Editorial
Copyright ©2011 Baishideng Publishing Group Co.
World J Gastroenterol. Feb 14, 2011; 17(6): 681-690
Published online Feb 14, 2011. doi: 10.3748/wjg.v17.i6.681
Figure 1
Figure 1 High-resolution imaging of membrane domains in human Caco-2 colorectal cancer cells. These data come from high-resolution correlative fluorescence and transmission electron microscopy (CFEM) studies on whole mounts. Human colorectal cancer (CRC) cells (Caco-2) were cultured on formvar-coated nickel grids and then treated with Triton X-100 in cytoskeleton stabilization buffer, leaving detergent-resistant membranes behind[37]. These membrane fractions were labeled with the membrane raft marker GM1 CTxB-594 (red) and the actin cytoskeleton was stained with phalloidin-488 (green)[48]. A: Low-magnification overview of the peripheral cytoskeleton reveals actin-rich lamellipodia and associated filopodial extensions. Note the numerous GM1-positive lipid rafts interspersed throughout the extracted cytoplasm.
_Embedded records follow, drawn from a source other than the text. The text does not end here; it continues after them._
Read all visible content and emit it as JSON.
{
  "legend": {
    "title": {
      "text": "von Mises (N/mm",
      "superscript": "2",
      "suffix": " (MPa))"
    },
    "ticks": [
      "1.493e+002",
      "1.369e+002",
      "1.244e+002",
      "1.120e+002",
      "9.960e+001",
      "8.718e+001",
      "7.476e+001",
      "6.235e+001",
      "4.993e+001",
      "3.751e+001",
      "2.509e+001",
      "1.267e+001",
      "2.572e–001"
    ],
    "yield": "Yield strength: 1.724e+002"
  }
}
The corresponding high-magnification CFEM analysis (a1-a3) of one of these lamellipodium-filopodial regions reveals the complex architectural nature of the leading edge, showing an intricate cytoskeleton-rich matrix and the close structural relationship with the lipid rafts (a1). Subsequent TEM analysis of exactly the same region not only allowed us to determine the exact size and shape of lipid rafts, but also provided an accurate idea of whether the rafts were located on top or beneath the lamellipodium: i.e. apical or basal (a2). The corresponding merged information (a3) clearly shows the additional value of applying different imaging techniques on the same cell: the electron-microscope data reveals small detergent-resistant membrane islands that could not be resolved by advanced confocal microscopy. Scale bar, 2 μm; For the electron tomographic analysis of a detergent-resistant membrane island and the surrounding cytoskeletal matrix (show in B and C), whole mounts of Caco-2 cells were prepared as outlined under A. Then we performed transmission electron tomography imaging at 1.5º incremental steps under dual-axis tilting (B) and then carried out subsequent segmenting (b1-b4) of the XYZ-tilting series. The single-image slices obtained via the IMOD tomography software show the sample at different heights from bottom to top (b1-b4) spanning a height of about 300 nm; C: An area of the entire tomogram was next selected (c) and a three-dimensional model generated of the membrane raft-cytoskeleton interface (c), showing the close interaction of fine cytoskeletal fibers at the rim of the detergent-resistant membrane.